08.07.2009 · Auch mit dem letzten Versuch, seine Abschiebung zu beanstanden, ist John Demjanjuk gescheitert. Das Bundesverfassungsgericht lehnte seine Beschwerde ab. Demjanjuk soll Juden in Gaskammern getrieben haben.
John Demjanjuk, dem Beihilfe zum Mord in 29 000 Fällen im nationalsozialistischen Vernichtungslager Sobibor zur Last gelegt wird, ist mit einer Verfassungsbeschwerde gescheitert. Die 2. Kammer des Zweiten Senats des Bundesverfassungsgerichts nahm die Beschwerde Demjanjuks, mit der er sich gegen seine Abschiebung aus den Vereinigten Staaten nach Deutschland gewandt hatte, nicht zur Entscheidung an.
Demjanjuk habe nicht ausreichend dargelegt, in welcher Weise er sich in seinen Grundrechten verletzt sehe, entschieden die Richter in einem am Mittwoch veröffentlichten Beschluss. Er könne sich insbesondere nicht auf Verletzungen des Auslieferungsvertrags, der zwischen den Vereinigten Staaten und Deutschland bestehe, berufen; Rechte und Pflichten aus diesem Vertrag stünden nur den Vertragsstaaten zu.
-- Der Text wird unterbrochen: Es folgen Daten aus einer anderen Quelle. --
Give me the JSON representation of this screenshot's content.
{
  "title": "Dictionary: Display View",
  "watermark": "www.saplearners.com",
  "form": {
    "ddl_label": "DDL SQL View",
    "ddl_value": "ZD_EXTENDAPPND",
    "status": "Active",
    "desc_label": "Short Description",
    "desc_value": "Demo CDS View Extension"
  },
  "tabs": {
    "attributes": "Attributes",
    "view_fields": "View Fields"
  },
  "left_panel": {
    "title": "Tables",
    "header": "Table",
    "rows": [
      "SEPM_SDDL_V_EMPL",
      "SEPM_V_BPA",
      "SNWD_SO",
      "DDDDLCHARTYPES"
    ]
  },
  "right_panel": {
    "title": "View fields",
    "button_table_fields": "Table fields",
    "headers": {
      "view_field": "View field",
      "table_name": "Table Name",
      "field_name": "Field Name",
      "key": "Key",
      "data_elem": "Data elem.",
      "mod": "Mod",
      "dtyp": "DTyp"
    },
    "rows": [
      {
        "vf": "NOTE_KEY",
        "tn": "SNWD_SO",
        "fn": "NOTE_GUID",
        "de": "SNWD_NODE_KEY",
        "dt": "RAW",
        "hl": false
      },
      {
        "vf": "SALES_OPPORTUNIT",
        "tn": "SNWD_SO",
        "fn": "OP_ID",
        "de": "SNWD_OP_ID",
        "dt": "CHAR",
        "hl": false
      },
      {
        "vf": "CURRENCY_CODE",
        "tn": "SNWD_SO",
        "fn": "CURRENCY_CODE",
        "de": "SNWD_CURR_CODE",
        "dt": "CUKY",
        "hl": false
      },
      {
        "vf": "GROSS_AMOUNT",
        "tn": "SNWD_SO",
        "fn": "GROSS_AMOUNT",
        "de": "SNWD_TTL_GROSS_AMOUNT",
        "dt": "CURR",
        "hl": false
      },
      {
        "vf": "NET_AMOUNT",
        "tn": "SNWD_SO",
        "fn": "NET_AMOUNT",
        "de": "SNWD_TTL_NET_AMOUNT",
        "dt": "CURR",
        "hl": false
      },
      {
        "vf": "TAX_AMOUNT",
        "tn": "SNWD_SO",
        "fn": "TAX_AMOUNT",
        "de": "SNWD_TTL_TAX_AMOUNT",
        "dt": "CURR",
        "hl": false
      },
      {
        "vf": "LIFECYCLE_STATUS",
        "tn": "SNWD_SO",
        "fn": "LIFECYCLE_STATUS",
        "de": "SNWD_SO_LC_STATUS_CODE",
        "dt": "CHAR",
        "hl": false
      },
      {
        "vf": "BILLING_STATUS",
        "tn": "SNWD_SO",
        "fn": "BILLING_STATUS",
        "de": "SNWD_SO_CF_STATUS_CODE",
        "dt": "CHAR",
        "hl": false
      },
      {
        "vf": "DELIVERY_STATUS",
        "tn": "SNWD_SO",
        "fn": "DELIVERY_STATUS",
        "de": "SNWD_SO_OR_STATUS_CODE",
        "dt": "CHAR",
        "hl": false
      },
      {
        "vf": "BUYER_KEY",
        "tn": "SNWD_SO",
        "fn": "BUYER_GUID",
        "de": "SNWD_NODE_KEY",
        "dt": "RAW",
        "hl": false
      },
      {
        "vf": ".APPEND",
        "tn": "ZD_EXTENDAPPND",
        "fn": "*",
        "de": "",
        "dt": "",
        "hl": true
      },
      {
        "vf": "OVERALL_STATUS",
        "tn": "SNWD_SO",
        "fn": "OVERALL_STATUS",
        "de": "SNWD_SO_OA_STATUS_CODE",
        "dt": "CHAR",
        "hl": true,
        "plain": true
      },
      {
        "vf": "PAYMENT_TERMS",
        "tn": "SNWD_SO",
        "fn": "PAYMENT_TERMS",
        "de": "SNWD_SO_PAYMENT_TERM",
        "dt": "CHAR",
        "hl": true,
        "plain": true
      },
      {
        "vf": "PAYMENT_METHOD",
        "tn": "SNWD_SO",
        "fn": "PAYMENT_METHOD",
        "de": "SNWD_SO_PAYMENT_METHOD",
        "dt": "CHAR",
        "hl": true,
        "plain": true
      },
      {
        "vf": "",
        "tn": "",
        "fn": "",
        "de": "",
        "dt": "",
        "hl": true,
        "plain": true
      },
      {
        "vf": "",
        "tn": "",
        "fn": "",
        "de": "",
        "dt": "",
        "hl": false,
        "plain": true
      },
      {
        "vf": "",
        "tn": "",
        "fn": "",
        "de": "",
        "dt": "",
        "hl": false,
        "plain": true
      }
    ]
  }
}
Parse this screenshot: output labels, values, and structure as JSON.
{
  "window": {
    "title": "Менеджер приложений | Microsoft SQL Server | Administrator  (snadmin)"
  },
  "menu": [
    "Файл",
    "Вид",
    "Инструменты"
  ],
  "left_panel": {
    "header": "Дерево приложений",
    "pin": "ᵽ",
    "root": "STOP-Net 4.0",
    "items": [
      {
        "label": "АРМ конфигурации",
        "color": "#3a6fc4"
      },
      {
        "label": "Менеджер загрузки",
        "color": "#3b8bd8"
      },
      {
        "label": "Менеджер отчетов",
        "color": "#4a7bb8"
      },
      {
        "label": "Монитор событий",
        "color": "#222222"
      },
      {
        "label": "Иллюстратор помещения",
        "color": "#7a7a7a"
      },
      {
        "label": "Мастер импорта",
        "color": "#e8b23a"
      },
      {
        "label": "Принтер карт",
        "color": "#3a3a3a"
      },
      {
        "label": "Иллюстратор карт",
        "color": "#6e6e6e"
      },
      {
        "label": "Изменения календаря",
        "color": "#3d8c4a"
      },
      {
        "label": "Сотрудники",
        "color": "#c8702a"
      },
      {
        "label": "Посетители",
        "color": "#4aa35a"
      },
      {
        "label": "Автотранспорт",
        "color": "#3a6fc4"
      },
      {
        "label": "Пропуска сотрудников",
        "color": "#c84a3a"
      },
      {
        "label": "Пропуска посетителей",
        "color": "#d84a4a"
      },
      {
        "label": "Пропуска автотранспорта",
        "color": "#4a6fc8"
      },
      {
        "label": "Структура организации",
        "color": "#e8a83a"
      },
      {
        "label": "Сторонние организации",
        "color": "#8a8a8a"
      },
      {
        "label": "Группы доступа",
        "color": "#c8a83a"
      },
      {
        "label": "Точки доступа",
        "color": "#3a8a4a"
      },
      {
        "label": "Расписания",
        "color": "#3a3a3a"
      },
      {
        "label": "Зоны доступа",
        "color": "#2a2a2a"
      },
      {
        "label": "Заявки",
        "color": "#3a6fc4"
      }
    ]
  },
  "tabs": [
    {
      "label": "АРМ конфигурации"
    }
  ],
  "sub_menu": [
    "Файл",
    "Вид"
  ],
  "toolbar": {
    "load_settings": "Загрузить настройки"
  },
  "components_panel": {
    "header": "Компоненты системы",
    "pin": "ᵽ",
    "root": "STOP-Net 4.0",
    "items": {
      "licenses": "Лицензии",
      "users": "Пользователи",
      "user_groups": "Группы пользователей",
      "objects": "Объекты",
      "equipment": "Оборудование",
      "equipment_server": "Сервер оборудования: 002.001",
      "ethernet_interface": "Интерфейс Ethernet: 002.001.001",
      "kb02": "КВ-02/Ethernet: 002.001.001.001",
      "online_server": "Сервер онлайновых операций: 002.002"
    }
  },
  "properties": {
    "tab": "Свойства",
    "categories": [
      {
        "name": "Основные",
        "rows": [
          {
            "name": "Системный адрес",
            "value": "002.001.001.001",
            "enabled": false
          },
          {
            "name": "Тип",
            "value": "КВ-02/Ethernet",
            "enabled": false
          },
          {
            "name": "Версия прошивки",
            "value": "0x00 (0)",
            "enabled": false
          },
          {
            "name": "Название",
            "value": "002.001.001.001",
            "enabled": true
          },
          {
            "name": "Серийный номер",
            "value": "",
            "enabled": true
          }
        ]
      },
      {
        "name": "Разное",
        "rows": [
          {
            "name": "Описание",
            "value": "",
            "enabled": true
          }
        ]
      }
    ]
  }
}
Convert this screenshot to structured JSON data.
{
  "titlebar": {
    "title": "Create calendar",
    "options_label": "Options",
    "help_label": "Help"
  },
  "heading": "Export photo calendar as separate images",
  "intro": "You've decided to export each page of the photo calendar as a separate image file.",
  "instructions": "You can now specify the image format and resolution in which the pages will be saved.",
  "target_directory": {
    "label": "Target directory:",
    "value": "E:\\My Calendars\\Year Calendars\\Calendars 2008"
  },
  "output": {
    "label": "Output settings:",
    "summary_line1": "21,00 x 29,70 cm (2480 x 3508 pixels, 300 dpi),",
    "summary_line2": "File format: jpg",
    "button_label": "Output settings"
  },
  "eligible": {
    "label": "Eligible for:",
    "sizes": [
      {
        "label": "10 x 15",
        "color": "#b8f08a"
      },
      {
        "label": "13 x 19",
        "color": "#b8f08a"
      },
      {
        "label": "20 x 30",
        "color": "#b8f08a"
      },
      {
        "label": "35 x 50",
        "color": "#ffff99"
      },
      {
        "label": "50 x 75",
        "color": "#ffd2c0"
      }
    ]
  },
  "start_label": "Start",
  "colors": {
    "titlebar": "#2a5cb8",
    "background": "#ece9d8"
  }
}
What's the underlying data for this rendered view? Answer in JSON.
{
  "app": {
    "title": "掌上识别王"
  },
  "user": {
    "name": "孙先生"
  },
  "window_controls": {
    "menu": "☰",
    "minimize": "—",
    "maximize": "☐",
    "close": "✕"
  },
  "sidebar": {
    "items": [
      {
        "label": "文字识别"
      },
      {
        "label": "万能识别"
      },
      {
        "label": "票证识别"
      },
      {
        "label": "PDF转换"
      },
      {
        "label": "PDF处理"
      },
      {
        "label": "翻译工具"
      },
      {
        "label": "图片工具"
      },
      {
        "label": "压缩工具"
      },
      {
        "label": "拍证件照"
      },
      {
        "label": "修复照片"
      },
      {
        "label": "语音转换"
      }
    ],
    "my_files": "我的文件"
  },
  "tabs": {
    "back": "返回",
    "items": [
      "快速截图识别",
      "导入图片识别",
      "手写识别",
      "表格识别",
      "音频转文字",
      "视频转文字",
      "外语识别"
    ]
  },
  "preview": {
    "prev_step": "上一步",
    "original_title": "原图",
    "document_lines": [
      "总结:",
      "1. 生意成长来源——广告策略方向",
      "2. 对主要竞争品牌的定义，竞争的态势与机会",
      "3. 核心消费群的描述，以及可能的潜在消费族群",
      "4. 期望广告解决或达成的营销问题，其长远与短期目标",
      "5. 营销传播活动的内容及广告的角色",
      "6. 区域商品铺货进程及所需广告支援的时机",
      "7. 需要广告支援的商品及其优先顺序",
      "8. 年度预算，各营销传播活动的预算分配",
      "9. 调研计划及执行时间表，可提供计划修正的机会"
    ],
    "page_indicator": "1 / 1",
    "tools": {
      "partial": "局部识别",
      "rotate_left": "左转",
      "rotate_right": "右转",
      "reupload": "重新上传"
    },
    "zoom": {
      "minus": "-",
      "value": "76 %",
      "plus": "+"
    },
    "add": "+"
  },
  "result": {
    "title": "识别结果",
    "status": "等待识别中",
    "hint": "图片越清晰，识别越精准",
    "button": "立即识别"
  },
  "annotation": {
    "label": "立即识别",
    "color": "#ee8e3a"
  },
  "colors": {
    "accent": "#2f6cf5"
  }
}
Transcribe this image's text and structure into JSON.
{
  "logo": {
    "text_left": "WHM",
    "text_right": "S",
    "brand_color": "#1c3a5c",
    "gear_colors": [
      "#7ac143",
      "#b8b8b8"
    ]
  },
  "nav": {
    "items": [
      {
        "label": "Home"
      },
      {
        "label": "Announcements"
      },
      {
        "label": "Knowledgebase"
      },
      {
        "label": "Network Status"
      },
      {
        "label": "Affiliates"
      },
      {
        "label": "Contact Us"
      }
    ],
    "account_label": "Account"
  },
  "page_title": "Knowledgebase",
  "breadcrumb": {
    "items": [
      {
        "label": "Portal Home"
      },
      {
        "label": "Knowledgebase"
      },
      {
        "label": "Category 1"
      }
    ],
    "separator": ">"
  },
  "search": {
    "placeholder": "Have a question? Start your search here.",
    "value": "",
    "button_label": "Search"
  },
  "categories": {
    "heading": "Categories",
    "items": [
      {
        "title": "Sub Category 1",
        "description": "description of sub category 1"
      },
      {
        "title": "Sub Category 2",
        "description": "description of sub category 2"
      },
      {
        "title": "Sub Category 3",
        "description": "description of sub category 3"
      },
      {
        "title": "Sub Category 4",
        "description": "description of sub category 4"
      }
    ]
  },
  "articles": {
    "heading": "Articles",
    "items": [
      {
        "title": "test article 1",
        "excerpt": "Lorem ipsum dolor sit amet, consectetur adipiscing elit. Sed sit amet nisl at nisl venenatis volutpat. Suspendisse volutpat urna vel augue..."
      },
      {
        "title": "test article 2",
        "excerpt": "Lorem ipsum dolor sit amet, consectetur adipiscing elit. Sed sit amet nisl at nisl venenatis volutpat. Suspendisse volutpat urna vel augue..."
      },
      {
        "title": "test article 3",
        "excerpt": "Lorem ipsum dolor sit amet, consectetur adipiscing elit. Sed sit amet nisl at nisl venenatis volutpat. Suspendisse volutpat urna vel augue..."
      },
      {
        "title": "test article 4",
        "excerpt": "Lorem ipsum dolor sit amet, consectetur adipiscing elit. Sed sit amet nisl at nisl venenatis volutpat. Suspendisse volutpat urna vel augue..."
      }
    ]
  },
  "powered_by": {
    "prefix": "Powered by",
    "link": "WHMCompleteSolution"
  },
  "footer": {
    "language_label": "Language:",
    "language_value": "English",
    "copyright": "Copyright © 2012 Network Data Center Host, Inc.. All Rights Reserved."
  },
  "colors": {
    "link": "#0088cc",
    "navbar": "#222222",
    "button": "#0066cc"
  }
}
Keine „verschleierte Auslieferung“
Der 89 Jahre alte Demjanjuk sitzt in München in Untersuchungshaft; er war am 12. Mai aus den Vereinigten Staaten abgeschoben und mit einer Sondermaschine nach Deutschland gebracht worden. Zuvor hatte er beim Verwaltungsgericht Berlin und beim Oberverwaltungsgericht Berlin-Brandenburg um einstweiligen Rechtsschutz gegen die Abschiebung nachgesucht, der ihm aber versagt wurde.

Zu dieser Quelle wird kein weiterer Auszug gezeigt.